Transcription Factor-Wide Association Studies (TF-WAS) to Identify Functional SNPs in Alzheimer's Disease

J Neurosci. 2024 Dec 2:e1800242024. doi: 10.1523/JNEUROSCI.1800-24.2024. Online ahead of print.

Abstract

Alzheimer's disease (AD) is a progressive neurodegenerative disorder with profound global impact. While Genome-wide Association Studies (GWAS) have revealed genomic variants linked to AD, their translational impact has been limited due to challenges in interpreting the identified genetic associations. To address this challenge, we have devised a novel approach termed Transcription Factor-Wide Association Studies (TF-WAS).
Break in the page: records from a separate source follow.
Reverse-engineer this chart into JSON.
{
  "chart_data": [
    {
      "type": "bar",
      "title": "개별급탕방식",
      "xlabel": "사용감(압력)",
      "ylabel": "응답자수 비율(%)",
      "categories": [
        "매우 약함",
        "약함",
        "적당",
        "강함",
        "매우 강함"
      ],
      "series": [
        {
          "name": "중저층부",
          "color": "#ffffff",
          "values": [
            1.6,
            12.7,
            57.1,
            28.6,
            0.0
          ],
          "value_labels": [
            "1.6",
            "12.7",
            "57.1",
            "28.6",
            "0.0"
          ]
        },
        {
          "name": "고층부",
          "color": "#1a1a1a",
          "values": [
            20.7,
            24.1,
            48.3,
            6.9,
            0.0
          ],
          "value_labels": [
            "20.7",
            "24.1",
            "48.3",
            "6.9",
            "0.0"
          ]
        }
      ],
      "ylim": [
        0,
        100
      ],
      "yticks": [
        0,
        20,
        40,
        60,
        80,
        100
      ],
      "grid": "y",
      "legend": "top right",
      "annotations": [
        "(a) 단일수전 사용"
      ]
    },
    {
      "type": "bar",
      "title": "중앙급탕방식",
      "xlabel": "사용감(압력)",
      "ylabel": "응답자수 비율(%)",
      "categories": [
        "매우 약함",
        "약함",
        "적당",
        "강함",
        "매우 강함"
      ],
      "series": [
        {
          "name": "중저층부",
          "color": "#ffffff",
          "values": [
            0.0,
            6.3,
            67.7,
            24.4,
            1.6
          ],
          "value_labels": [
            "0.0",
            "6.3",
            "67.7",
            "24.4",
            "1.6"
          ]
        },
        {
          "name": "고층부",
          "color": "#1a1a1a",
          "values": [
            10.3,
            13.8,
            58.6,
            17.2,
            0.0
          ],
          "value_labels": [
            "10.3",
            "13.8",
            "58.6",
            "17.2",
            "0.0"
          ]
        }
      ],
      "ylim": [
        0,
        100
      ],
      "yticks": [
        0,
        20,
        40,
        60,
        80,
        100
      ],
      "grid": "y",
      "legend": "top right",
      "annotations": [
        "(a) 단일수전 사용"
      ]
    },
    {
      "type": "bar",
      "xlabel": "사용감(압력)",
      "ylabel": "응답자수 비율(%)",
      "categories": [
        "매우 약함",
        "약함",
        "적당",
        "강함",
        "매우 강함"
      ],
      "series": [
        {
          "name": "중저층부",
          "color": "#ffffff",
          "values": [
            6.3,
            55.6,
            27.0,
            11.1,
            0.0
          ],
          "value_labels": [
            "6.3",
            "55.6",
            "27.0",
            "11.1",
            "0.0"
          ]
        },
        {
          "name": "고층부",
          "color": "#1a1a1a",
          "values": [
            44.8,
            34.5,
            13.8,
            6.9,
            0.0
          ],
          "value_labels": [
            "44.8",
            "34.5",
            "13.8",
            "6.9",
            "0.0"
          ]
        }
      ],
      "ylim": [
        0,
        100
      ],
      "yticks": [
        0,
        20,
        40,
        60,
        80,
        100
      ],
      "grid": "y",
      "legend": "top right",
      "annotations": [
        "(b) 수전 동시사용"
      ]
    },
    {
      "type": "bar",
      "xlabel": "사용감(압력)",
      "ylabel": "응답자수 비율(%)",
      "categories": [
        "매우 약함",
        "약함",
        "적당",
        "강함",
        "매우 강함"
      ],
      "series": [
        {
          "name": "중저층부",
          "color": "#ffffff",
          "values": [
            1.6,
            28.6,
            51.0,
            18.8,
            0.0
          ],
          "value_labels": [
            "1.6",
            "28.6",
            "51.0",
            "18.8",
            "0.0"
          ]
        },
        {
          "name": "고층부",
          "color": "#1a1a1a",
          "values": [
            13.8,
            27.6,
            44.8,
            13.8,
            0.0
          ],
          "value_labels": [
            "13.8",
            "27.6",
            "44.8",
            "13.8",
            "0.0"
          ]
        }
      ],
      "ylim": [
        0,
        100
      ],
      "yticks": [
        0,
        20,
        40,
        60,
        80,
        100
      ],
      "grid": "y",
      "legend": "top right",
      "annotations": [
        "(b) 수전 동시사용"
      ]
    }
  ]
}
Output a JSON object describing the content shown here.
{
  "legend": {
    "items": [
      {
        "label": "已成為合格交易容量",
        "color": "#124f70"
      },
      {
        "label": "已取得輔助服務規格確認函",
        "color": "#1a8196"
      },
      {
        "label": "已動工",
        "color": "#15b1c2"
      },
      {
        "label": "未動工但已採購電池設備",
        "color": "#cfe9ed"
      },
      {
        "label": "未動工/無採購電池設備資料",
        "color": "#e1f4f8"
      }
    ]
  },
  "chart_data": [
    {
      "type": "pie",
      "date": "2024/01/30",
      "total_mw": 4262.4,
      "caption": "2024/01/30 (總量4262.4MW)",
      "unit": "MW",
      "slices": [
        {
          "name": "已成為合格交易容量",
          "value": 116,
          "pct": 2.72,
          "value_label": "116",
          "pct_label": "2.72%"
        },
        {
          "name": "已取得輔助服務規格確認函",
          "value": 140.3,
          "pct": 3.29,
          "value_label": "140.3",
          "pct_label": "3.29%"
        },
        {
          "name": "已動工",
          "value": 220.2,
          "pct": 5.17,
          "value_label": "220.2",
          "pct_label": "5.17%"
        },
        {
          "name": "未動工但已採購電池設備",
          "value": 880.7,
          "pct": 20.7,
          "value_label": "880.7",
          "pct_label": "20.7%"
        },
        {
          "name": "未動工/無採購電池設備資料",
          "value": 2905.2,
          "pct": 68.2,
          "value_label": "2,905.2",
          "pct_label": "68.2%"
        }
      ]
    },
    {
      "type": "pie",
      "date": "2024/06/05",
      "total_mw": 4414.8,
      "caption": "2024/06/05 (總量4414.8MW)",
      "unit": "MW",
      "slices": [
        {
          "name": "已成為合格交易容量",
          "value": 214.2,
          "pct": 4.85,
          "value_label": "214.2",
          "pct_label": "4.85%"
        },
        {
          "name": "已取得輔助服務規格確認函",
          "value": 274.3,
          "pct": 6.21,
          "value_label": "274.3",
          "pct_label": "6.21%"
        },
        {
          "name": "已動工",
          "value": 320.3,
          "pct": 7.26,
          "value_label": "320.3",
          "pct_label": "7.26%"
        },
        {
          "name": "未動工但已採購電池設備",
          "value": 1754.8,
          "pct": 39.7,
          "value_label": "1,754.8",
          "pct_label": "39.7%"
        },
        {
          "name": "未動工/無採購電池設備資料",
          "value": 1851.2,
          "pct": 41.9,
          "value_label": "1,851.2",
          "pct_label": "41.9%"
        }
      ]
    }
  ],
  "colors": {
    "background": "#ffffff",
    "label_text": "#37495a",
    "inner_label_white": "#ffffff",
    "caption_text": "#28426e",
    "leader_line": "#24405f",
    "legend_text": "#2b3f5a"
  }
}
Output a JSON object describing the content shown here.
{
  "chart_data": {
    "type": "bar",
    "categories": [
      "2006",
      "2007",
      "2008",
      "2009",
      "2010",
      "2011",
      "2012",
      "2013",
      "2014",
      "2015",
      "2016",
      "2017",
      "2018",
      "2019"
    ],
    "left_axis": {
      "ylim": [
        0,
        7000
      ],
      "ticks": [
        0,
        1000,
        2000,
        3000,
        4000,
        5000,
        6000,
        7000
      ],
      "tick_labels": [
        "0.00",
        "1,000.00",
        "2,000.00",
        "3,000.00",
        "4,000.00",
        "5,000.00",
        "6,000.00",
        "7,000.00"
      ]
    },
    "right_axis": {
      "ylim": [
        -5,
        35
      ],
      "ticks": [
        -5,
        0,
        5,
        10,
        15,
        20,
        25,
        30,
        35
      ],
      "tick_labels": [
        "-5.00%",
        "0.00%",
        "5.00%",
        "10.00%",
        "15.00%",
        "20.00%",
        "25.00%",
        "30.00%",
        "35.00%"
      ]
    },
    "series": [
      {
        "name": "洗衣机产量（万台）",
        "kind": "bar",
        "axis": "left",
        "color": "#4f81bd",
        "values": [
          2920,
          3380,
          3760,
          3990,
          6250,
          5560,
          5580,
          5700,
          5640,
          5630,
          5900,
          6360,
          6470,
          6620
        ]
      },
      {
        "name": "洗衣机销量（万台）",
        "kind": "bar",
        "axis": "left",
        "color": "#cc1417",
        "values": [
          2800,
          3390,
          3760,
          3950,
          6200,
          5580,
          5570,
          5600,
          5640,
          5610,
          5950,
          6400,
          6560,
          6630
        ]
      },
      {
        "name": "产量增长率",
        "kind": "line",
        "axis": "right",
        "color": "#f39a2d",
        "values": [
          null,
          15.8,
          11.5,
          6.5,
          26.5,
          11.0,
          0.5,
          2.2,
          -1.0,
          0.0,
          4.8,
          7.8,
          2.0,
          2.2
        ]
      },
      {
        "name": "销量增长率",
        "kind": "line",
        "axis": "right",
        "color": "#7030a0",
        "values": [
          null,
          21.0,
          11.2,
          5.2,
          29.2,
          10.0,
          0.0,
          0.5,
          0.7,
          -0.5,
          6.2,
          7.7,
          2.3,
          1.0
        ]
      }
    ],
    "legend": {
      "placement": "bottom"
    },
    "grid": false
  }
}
By integrating the GWAS, eQTL and transcriptome analyses, we selected 30 AD SNPs in non-coding regions that are likely to be functional. Using human transcription factor (TF) microarrays, we have identified 90 allele-specific TF interactions with 53 unique TFs. We then focused on several interactions involving SMAD4, and further validated them using EMSA, luciferase, and ChIP on engineered genetic backgrounds (female cells). This approach holds promise for unraveling the intricacies of not just AD, but any complex disease with available GWAS data, providing insight into underlying molecular mechanisms and clues towards potential therapeutic targets.Signficance statement We introduce a powerful platform for better understanding the genetic contribution of Alzheimer's Disease (AD) and other complex diseases. Through Genome-Wide Association Studies (GWAS), many statistically significant Single Nucleotide Polymorphisms (SNPs) associated with AD have been identified, but their functionality remains unknown. By screening >85% of human proteome transcription factors and cofactors for allele-specific binding preferences with GWAS SNPs, we can comprehensively elucidate the functionality of these SNPs in disease etiology. Using this strategy, we have identified and validated several allele-specific interactions with AD-associated GWAS SNPs that have potential implications in processes relevant to AD. By leveraging available GWAS data, we can identify functional SNPs not just in AD, but in essentially all other complex diseases.